Di sekolah, anak dapat diajak menentukan aturan main selama berkegiatan. Contoh aturan yang pernah disepakati anak adalah setelah main mainannya dibereskan, kalau mau ikut main minta izin dulu sama teman, buang sampah ditempat sampah, di kelas jalan saja, dan sebagainya. Dapat pula aturan ketika di jalan, diantaranya, jalan tetap berdekatan dengan teman, kalau mau menyeberang harus ditemani orang dewasa, selalu jalan dipinggir, dan sebagainya. Bagaimana dengan dirumah, apakah anak juga dapat membuat aturan bersama orangtua dirumah? Tentu saja bisa. Tanyakan pada anak apa yang sebaiknya kita lakukan supaya kamarnya bersih dan rapi, kalau ada tamu, kalau ada yang sedang tidur, kalau sedang makan, dsb.
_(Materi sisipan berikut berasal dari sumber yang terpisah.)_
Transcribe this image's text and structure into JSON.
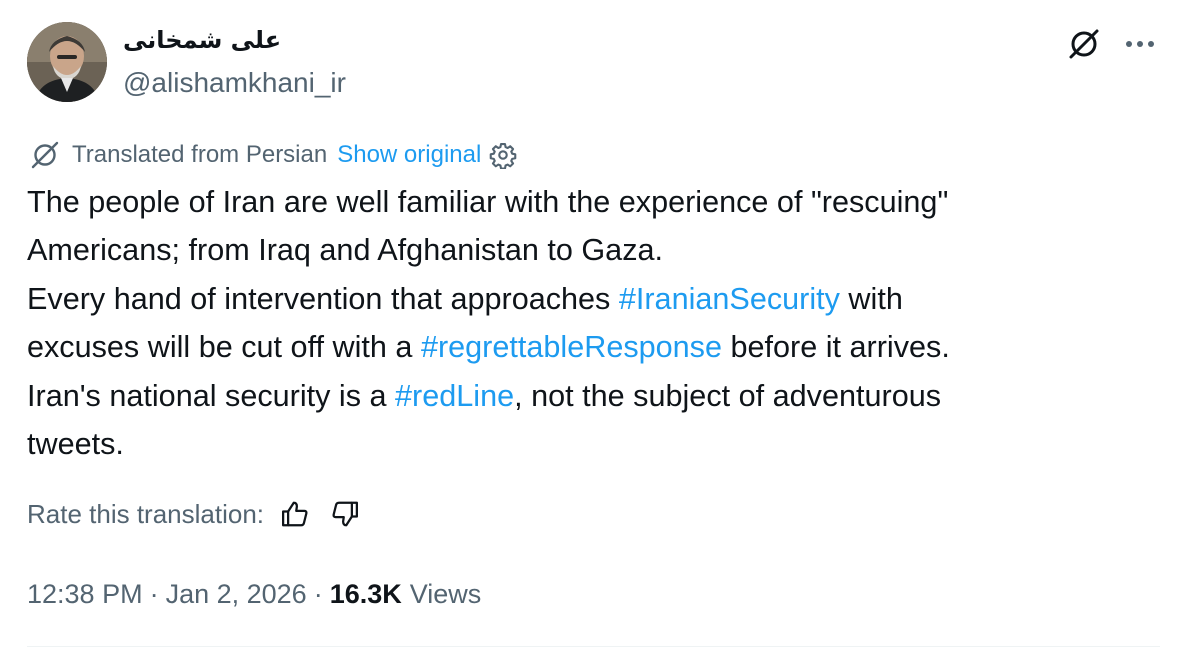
{
  "author": {
    "display_name": "علی شمخانی",
    "handle": "@alishamkhani_ir"
  },
  "translation": {
    "label": "Translated from Persian",
    "show_original": "Show original"
  },
  "tweet": {
    "lines": [
      {
        "parts": [
          {
            "text": "The people of Iran are well familiar with the experience of \"rescuing\""
          }
        ]
      },
      {
        "parts": [
          {
            "text": "Americans; from Iraq and Afghanistan to Gaza."
          }
        ]
      },
      {
        "parts": [
          {
            "text": "Every hand of intervention that approaches "
          },
          {
            "text": "#IranianSecurity",
            "hashtag": true
          },
          {
            "text": " with"
          }
        ]
      },
      {
        "parts": [
          {
            "text": "excuses will be cut off with a "
          },
          {
            "text": "#regrettableResponse",
            "hashtag": true
          },
          {
            "text": " before it arrives."
          }
        ]
      },
      {
        "parts": [
          {
            "text": "Iran's national security is a "
          },
          {
            "text": "#redLine",
            "hashtag": true
          },
          {
            "text": ", not the subject of adventurous"
          }
        ]
      },
      {
        "parts": [
          {
            "text": "tweets."
          }
        ]
      }
    ]
  },
  "rate": {
    "label": "Rate this translation:"
  },
  "meta": {
    "time": "12:38 PM",
    "date": "Jan 2, 2026",
    "separator": "·",
    "views_count": "16.3K",
    "views_label": "Views"
  },
  "icons": {
    "grok": "grok-icon",
    "more": "more-icon",
    "translate": "translate-icon",
    "settings": "gear-icon",
    "thumbs_up": "thumbs-up-icon",
    "thumbs_down": "thumbs-down-icon"
  },
  "colors": {
    "link": "#1d9bf0",
    "text": "#0f1419",
    "secondary": "#536471"
  }
}
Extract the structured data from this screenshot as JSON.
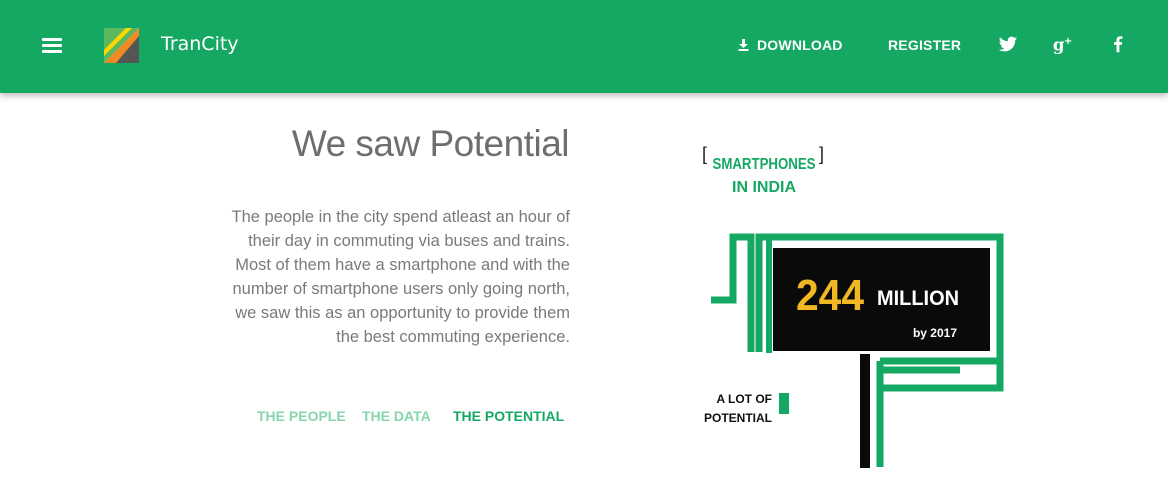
{
  "header": {
    "brand": "TranCity",
    "nav": {
      "download": "DOWNLOAD",
      "register": "REGISTER"
    },
    "social": [
      "twitter-icon",
      "google-plus-icon",
      "facebook-icon"
    ],
    "menu_icon": "hamburger-menu-icon",
    "colors": {
      "bar": "#15a863",
      "text": "#ffffff"
    }
  },
  "main": {
    "title": "We saw Potential",
    "paragraph_lines": [
      "The people in the city spend atleast an hour of",
      "their day in commuting via buses and trains.",
      "Most of them have a smartphone and with the",
      "number of smartphone users only going north,",
      "we saw this as an opportunity to provide them",
      "the best commuting experience."
    ],
    "tabs": [
      {
        "label": "THE PEOPLE",
        "active": false
      },
      {
        "label": "THE DATA",
        "active": false
      },
      {
        "label": "THE POTENTIAL",
        "active": true
      }
    ]
  },
  "infographic": {
    "bracket_left": "[",
    "bracket_right": "]",
    "heading_line1": "SMARTPHONES",
    "heading_line2": "IN INDIA",
    "number": "244",
    "unit": "MILLION",
    "by_year": "by 2017",
    "caption_line1": "A LOT OF",
    "caption_line2": "POTENTIAL",
    "colors": {
      "green": "#15a863",
      "accent": "#f2b824",
      "dark": "#0a0a0a"
    }
  }
}
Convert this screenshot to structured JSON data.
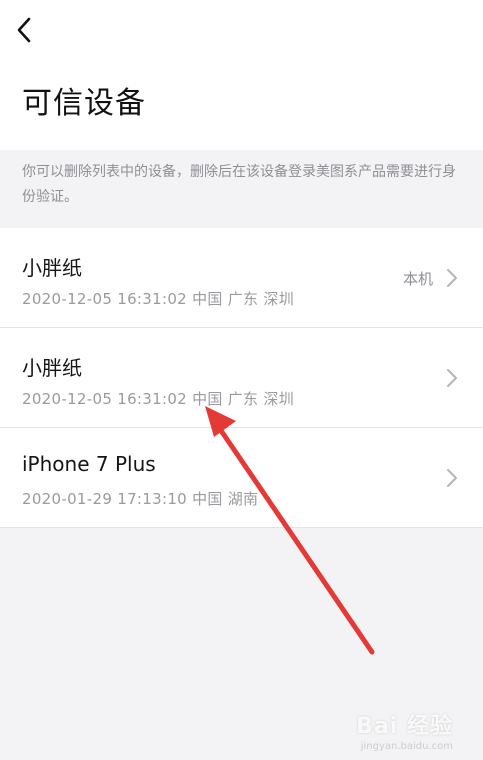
{
  "header": {
    "back_icon": "chevron-left-icon",
    "title": "可信设备"
  },
  "notice": {
    "text": "你可以删除列表中的设备，删除后在该设备登录美图系产品需要进行身份验证。"
  },
  "devices": [
    {
      "name": "小胖纸",
      "meta": "2020-12-05 16:31:02 中国 广东 深圳",
      "badge": "本机"
    },
    {
      "name": "小胖纸",
      "meta": "2020-12-05 16:31:02 中国 广东 深圳",
      "badge": ""
    },
    {
      "name": "iPhone 7 Plus",
      "meta": "2020-01-29 17:13:10 中国 湖南",
      "badge": ""
    }
  ],
  "annotation": {
    "arrow_color": "#e53935"
  },
  "watermark": {
    "text": "Bai 经验",
    "sub": "jingyan.baidu.com"
  },
  "colors": {
    "background": "#f3f3f5",
    "card": "#ffffff",
    "secondary_text": "#9a9a9f"
  }
}
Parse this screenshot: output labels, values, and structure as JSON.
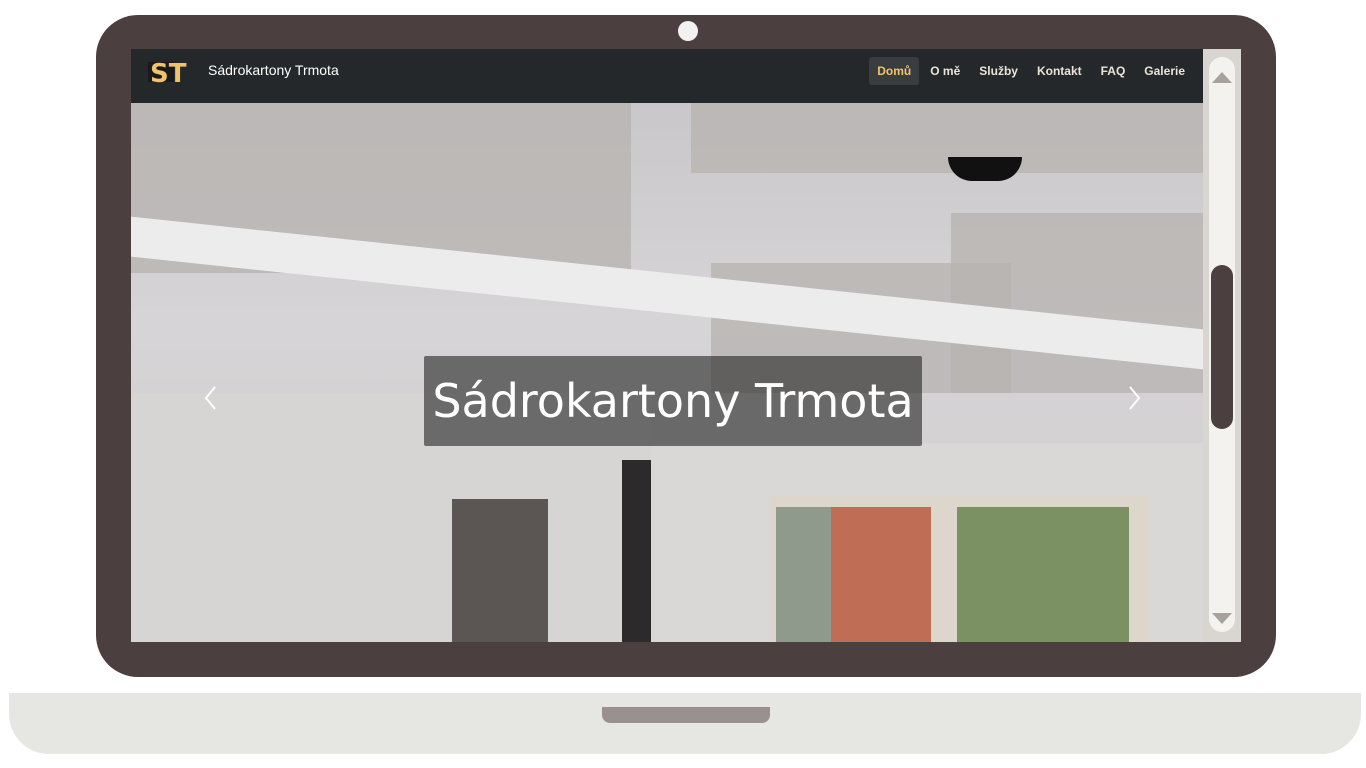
{
  "brand": {
    "logo_text": "ST",
    "name": "Sádrokartony Trmota"
  },
  "nav": {
    "items": [
      {
        "label": "Domů",
        "active": true
      },
      {
        "label": "O mě",
        "active": false
      },
      {
        "label": "Služby",
        "active": false
      },
      {
        "label": "Kontakt",
        "active": false
      },
      {
        "label": "FAQ",
        "active": false
      },
      {
        "label": "Galerie",
        "active": false
      }
    ]
  },
  "hero": {
    "caption": "Sádrokartony Trmota",
    "prev_icon": "chevron-left-icon",
    "next_icon": "chevron-right-icon"
  },
  "colors": {
    "frame": "#4b3f40",
    "navbar": "#24282b",
    "active_link": "#f0c36b",
    "logo_accent": "#f0c36b"
  }
}
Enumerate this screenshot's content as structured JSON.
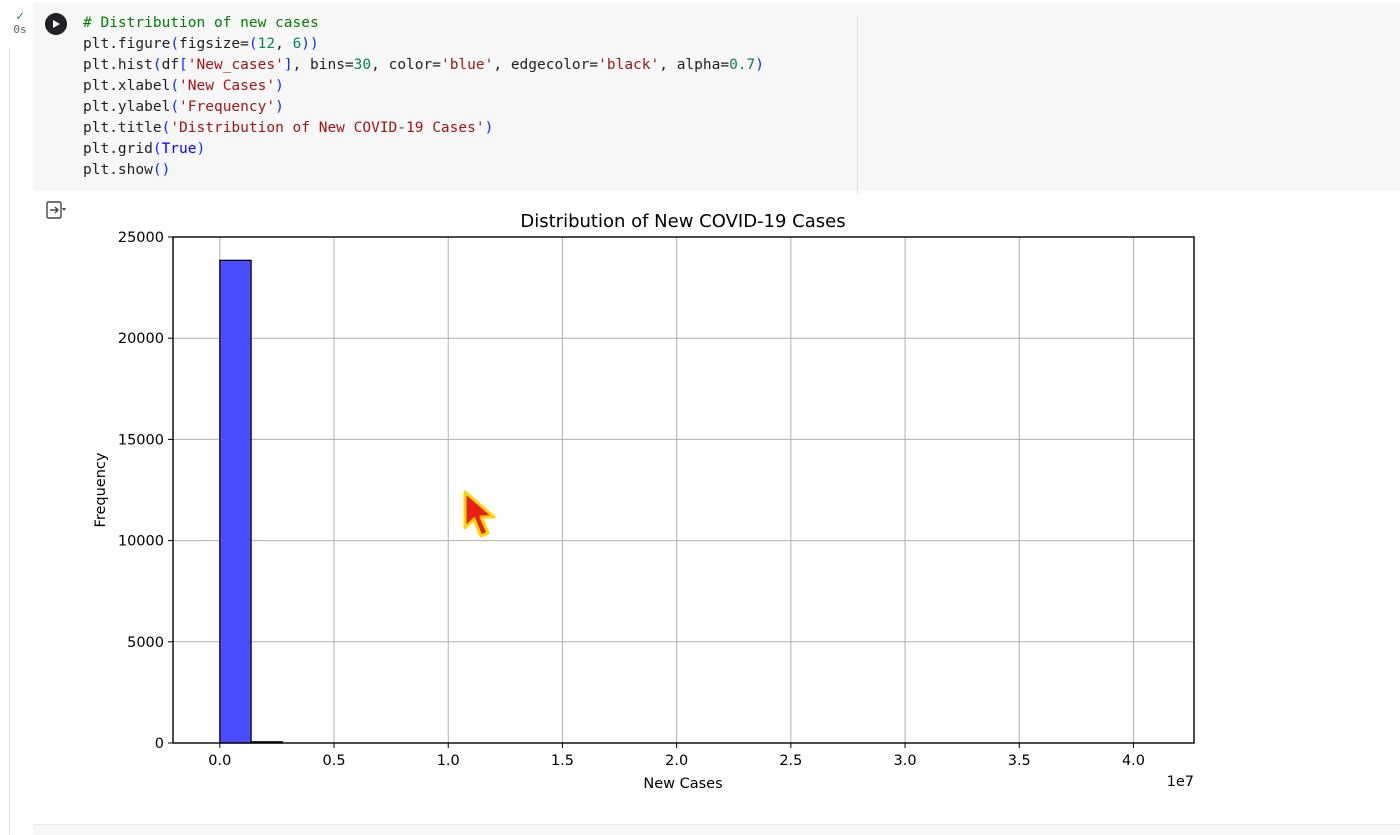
{
  "cell": {
    "status_check": "✓",
    "status_time": "0s",
    "code_lines": [
      [
        {
          "t": "# Distribution of new cases",
          "c": "c-com"
        }
      ],
      [
        {
          "t": "plt.figure",
          "c": ""
        },
        {
          "t": "(",
          "c": "c-par"
        },
        {
          "t": "figsize=",
          "c": ""
        },
        {
          "t": "(",
          "c": "c-par"
        },
        {
          "t": "12",
          "c": "c-num"
        },
        {
          "t": ", ",
          "c": ""
        },
        {
          "t": "6",
          "c": "c-num"
        },
        {
          "t": "))",
          "c": "c-par"
        }
      ],
      [
        {
          "t": "plt.hist",
          "c": ""
        },
        {
          "t": "(",
          "c": "c-par"
        },
        {
          "t": "df",
          "c": ""
        },
        {
          "t": "[",
          "c": "c-par"
        },
        {
          "t": "'New_cases'",
          "c": "c-str"
        },
        {
          "t": "]",
          "c": "c-par"
        },
        {
          "t": ", bins=",
          "c": ""
        },
        {
          "t": "30",
          "c": "c-num"
        },
        {
          "t": ", color=",
          "c": ""
        },
        {
          "t": "'blue'",
          "c": "c-str"
        },
        {
          "t": ", edgecolor=",
          "c": ""
        },
        {
          "t": "'black'",
          "c": "c-str"
        },
        {
          "t": ", alpha=",
          "c": ""
        },
        {
          "t": "0.7",
          "c": "c-num"
        },
        {
          "t": ")",
          "c": "c-par"
        }
      ],
      [
        {
          "t": "plt.xlabel",
          "c": ""
        },
        {
          "t": "(",
          "c": "c-par"
        },
        {
          "t": "'New Cases'",
          "c": "c-str"
        },
        {
          "t": ")",
          "c": "c-par"
        }
      ],
      [
        {
          "t": "plt.ylabel",
          "c": ""
        },
        {
          "t": "(",
          "c": "c-par"
        },
        {
          "t": "'Frequency'",
          "c": "c-str"
        },
        {
          "t": ")",
          "c": "c-par"
        }
      ],
      [
        {
          "t": "plt.title",
          "c": ""
        },
        {
          "t": "(",
          "c": "c-par"
        },
        {
          "t": "'Distribution of New COVID-19 Cases'",
          "c": "c-str"
        },
        {
          "t": ")",
          "c": "c-par"
        }
      ],
      [
        {
          "t": "plt.grid",
          "c": ""
        },
        {
          "t": "(",
          "c": "c-par"
        },
        {
          "t": "True",
          "c": "c-kw"
        },
        {
          "t": ")",
          "c": "c-par"
        }
      ],
      [
        {
          "t": "plt.show",
          "c": ""
        },
        {
          "t": "()",
          "c": "c-par"
        }
      ]
    ]
  },
  "chart_data": {
    "type": "bar",
    "title": "Distribution of New COVID-19 Cases",
    "xlabel": "New Cases",
    "ylabel": "Frequency",
    "x_offset_label": "1e7",
    "xlim": [
      -2050000,
      42650000
    ],
    "ylim": [
      0,
      25000
    ],
    "xticks": [
      0,
      5000000,
      10000000,
      15000000,
      20000000,
      25000000,
      30000000,
      35000000,
      40000000
    ],
    "xtick_labels": [
      "0.0",
      "0.5",
      "1.0",
      "1.5",
      "2.0",
      "2.5",
      "3.0",
      "3.5",
      "4.0"
    ],
    "yticks": [
      0,
      5000,
      10000,
      15000,
      20000,
      25000
    ],
    "ytick_labels": [
      "0",
      "5000",
      "10000",
      "15000",
      "20000",
      "25000"
    ],
    "grid": true,
    "bar_color": "#4b4bff",
    "edge_color": "#000000",
    "bins": [
      {
        "x0": 0,
        "x1": 1370000,
        "value": 23850
      },
      {
        "x0": 1370000,
        "x1": 2740000,
        "value": 60
      }
    ]
  }
}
Anak akan mengungkapkan pendapatnya mengenai itu. Dapat diteruskan dengan menggali lebih dalam, yaitu mengajukan pertanyaan lanjutan, misalnya kalau ada kertas yang dibuang ke lantai sebaiknya diapakan ya? Kalau papa sedang bicara dengan tamu dan adek ingin bicara bagaimana ya? Boleh ngga ya. Kita teriak-teriak kalau ada yang sedang tidur? Dan sebagainya. Pelibatan anak dalam membuat aturan sungguh bermanfaat. Pertama, anak mengembangkan kemampuan berpendapat dengan benar. Kerap kali anak berteriak-teriak ataupun berperilaku agresif ketika ingin menyampaikan sesuatu.
Dengan terlibat dalam membuat aturan, anak belajar cara berpendapat yang dapat diterima oleh orang lain dengan baik. Kedua, anak belajar terlibat dan peduli dalam hidup bermasyarakat. Dalam masyarakat, banyak sekali aturan-aturan yang berlaku. Ketiga, anak menjalankan aturan dengan senang. Aturan yang dibuat dan disepakati sendiri tentu lebih menyenangkan untuk dijalankan daripada aturan yang dibuat oleh orang lain dan kita harus menyepakatinya. Semoga bermanfaat.